This week Channel 4 has been fighting the Palace over the Diana documentary, and another race controversy on Big Brother this week. No wonder some — as did John Humphrys on this morning’s BBC Radio 4 Today programme — are wondering aloud whether Channel 4 has lost the plot.
In an era where pretty much everything has been privatised, the fact that Channel 4 is state owned is a miracle: that is justified because the broadcaster is meant to be innovative, and cater to minority tastes. Or that’s the theory: right now the broadcaster looks so populist and so accident prone, there are questions as to whether Channel 4’s status (or indeed Mr Duncan himself) is worth preserving.

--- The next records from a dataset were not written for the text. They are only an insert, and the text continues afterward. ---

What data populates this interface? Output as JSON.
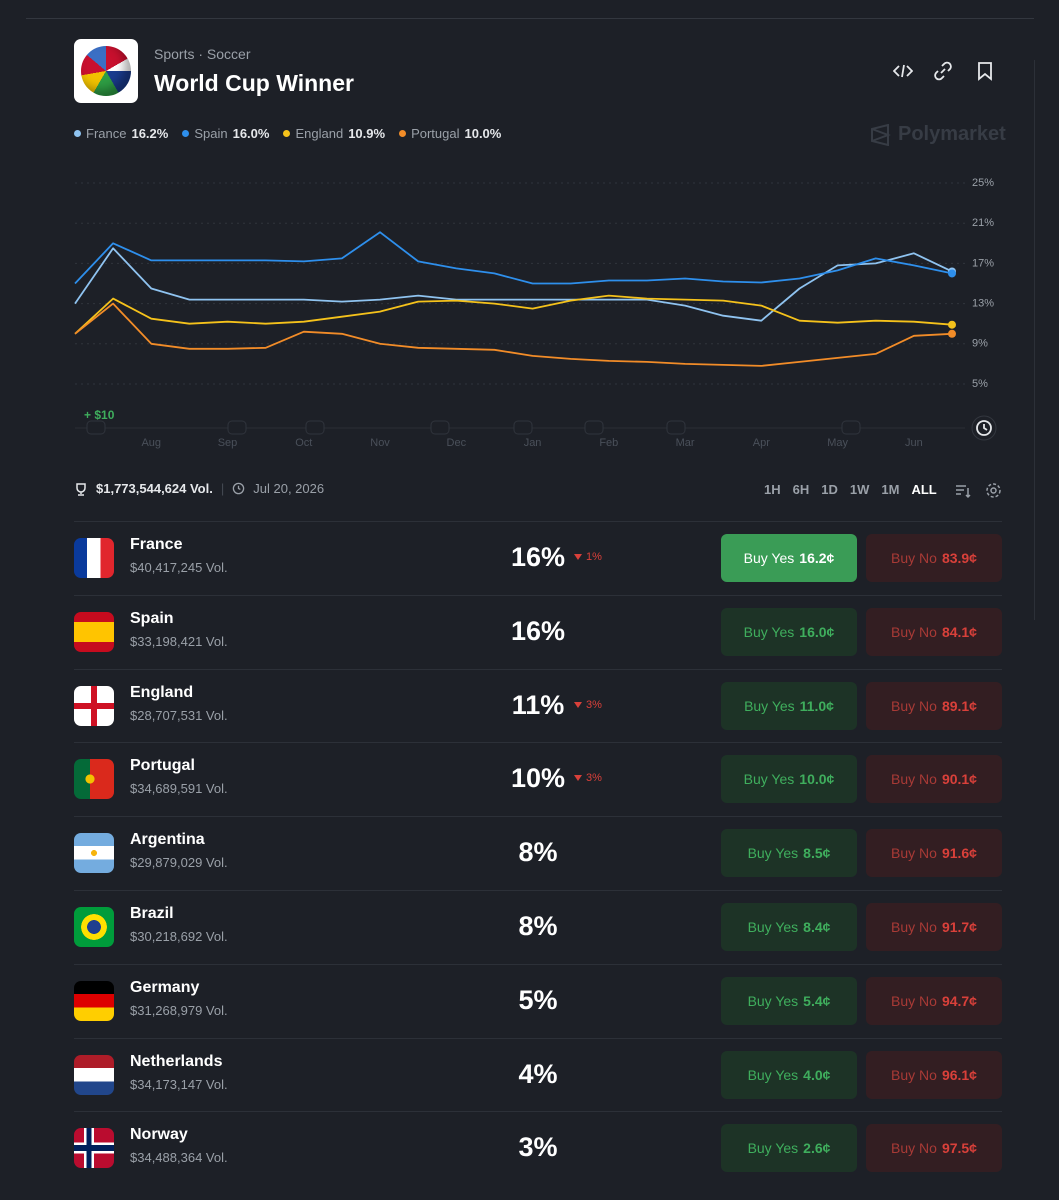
{
  "header": {
    "category": "Sports",
    "subcategory": "Soccer",
    "title": "World Cup Winner"
  },
  "brand": "Polymarket",
  "chart_data": {
    "type": "line",
    "categories": [
      null,
      null,
      "Aug",
      null,
      "Sep",
      null,
      "Oct",
      null,
      "Nov",
      null,
      "Dec",
      null,
      "Jan",
      null,
      "Feb",
      null,
      "Mar",
      null,
      "Apr",
      null,
      "May",
      null,
      "Jun",
      null
    ],
    "series": [
      {
        "name": "France",
        "color": "#8fc3f0",
        "legend_label": "16.2%",
        "values": [
          13,
          18.5,
          14.5,
          13.4,
          13.4,
          13.4,
          13.4,
          13.2,
          13.4,
          13.8,
          13.4,
          13.4,
          13.4,
          13.4,
          13.4,
          13.4,
          12.8,
          11.8,
          11.3,
          14.5,
          16.8,
          17,
          18,
          16.2
        ]
      },
      {
        "name": "Spain",
        "color": "#2e8fec",
        "legend_label": "16.0%",
        "values": [
          15,
          19,
          17.3,
          17.3,
          17.3,
          17.3,
          17.2,
          17.5,
          20.1,
          17.2,
          16.5,
          16,
          15,
          15,
          15.3,
          15.3,
          15.5,
          15.2,
          15.1,
          15.5,
          16.3,
          17.5,
          16.8,
          16
        ]
      },
      {
        "name": "England",
        "color": "#f5c21b",
        "legend_label": "10.9%",
        "values": [
          10,
          13.5,
          11.5,
          11,
          11.2,
          11,
          11.2,
          11.7,
          12.2,
          13.2,
          13.3,
          13,
          12.5,
          13.3,
          13.8,
          13.5,
          13.4,
          13.3,
          12.8,
          11.3,
          11.1,
          11.3,
          11.2,
          10.9
        ]
      },
      {
        "name": "Portugal",
        "color": "#f28c28",
        "legend_label": "10.0%",
        "values": [
          10,
          13,
          9,
          8.5,
          8.5,
          8.6,
          10.2,
          10,
          9,
          8.6,
          8.5,
          8.4,
          7.8,
          7.5,
          7.3,
          7.2,
          7,
          6.9,
          6.8,
          7.2,
          7.6,
          8,
          9.8,
          10
        ]
      }
    ],
    "ylim": [
      5,
      25
    ],
    "yticks": [
      {
        "value": 5,
        "label": "5%"
      },
      {
        "value": 9,
        "label": "9%"
      },
      {
        "value": 13,
        "label": "13%"
      },
      {
        "value": 17,
        "label": "17%"
      },
      {
        "value": 21,
        "label": "21%"
      },
      {
        "value": 25,
        "label": "25%"
      }
    ],
    "grid": true,
    "annotation": "+ $10"
  },
  "footer_bar": {
    "volume": "$1,773,544,624 Vol.",
    "end_date": "Jul 20, 2026",
    "ranges": [
      "1H",
      "6H",
      "1D",
      "1W",
      "1M",
      "ALL"
    ],
    "selected_range": "ALL"
  },
  "labels": {
    "buy_yes": "Buy Yes",
    "buy_no": "Buy No"
  },
  "outcomes": [
    {
      "name": "France",
      "volume": "$40,417,245 Vol.",
      "chance": "16%",
      "change": "1%",
      "yes": "16.2¢",
      "no": "83.9¢"
    },
    {
      "name": "Spain",
      "volume": "$33,198,421 Vol.",
      "chance": "16%",
      "yes": "16.0¢",
      "no": "84.1¢"
    },
    {
      "name": "England",
      "volume": "$28,707,531 Vol.",
      "chance": "11%",
      "change": "3%",
      "yes": "11.0¢",
      "no": "89.1¢"
    },
    {
      "name": "Portugal",
      "volume": "$34,689,591 Vol.",
      "chance": "10%",
      "change": "3%",
      "yes": "10.0¢",
      "no": "90.1¢"
    },
    {
      "name": "Argentina",
      "volume": "$29,879,029 Vol.",
      "chance": "8%",
      "yes": "8.5¢",
      "no": "91.6¢"
    },
    {
      "name": "Brazil",
      "volume": "$30,218,692 Vol.",
      "chance": "8%",
      "yes": "8.4¢",
      "no": "91.7¢"
    },
    {
      "name": "Germany",
      "volume": "$31,268,979 Vol.",
      "chance": "5%",
      "yes": "5.4¢",
      "no": "94.7¢"
    },
    {
      "name": "Netherlands",
      "volume": "$34,173,147 Vol.",
      "chance": "4%",
      "yes": "4.0¢",
      "no": "96.1¢"
    },
    {
      "name": "Norway",
      "volume": "$34,488,364 Vol.",
      "chance": "3%",
      "yes": "2.6¢",
      "no": "97.5¢"
    }
  ]
}
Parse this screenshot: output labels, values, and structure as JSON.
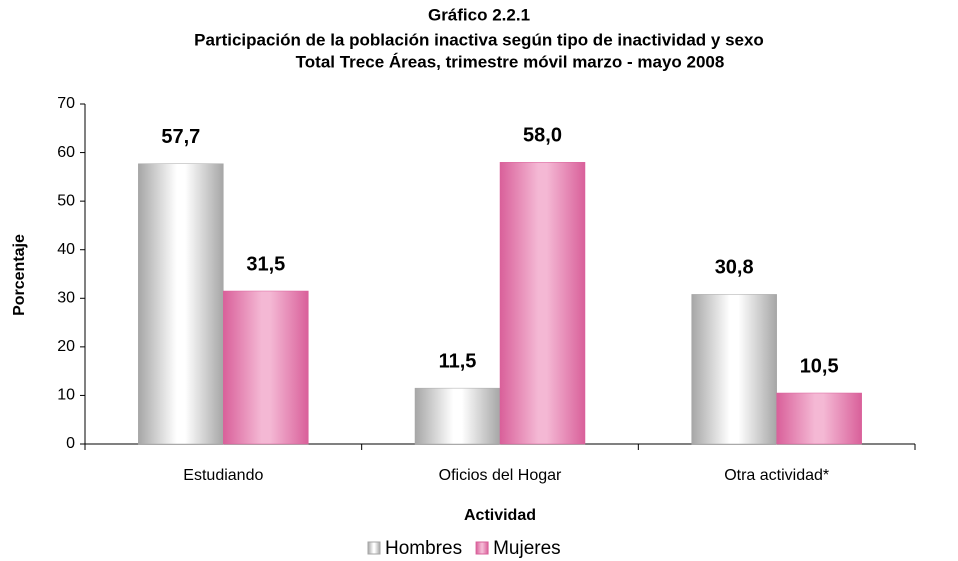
{
  "chart_data": {
    "type": "bar",
    "title": "Gráfico 2.2.1",
    "subtitle": [
      "Participación de la población inactiva según tipo de inactividad y sexo",
      "Total Trece Áreas, trimestre móvil marzo - mayo 2008"
    ],
    "x_label": "Actividad",
    "y_label": "Porcentaje",
    "categories": [
      "Estudiando",
      "Oficios del Hogar",
      "Otra actividad*"
    ],
    "series": [
      {
        "name": "Hombres",
        "color": "#a6a6a6",
        "values": [
          57.7,
          11.5,
          30.8
        ],
        "value_labels": [
          "57,7",
          "11,5",
          "30,8"
        ]
      },
      {
        "name": "Mujeres",
        "color": "#d9609a",
        "values": [
          31.5,
          58.0,
          10.5
        ],
        "value_labels": [
          "31,5",
          "58,0",
          "10,5"
        ]
      }
    ],
    "ylim": [
      0,
      70
    ],
    "yticks": [
      0,
      10,
      20,
      30,
      40,
      50,
      60,
      70
    ],
    "legend": "bottom"
  }
}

The most important viewer in all this is Gordon Brown, whose winter visit to India was marred by the Celebrity Big Brother row. There are faint whiffs across Whitehall that a privatisation is being considered by the incoming Prime Minister, although such is the state of broadcasting at the moment, it wouldn’t raise any more than a £1 billion, and only then if another broadcaster like Five or Sky wanted to buy it.
Channel 4’s record is nothing like as bad as its detractors would suggest – its output is a mixture of the serious and populist. Programmes like Big Brother keep it in business – otherwise there would be no Channel 4 News. But the broadcaster does have a credibility problem, which is why some did not give it the benefit of the doubt over the Diana programme, in which the supposedly controversial images were in fact hardly revealing and part of a sober and well research documentary.
By throwing Emily Parr out of Big Brother, and for that matter, pretty much abandoning money-making phone-ins too, the broadcaster is battling to get on top of its problems. But what Mr Duncan, and Channel 4 can’t afford at this sensitive time, when it needs political support, is another series of Big Brother spiralling out of control. The trouble is that all Mr Duncan can do is hope that the housemates behave themselves for the rest of the summer.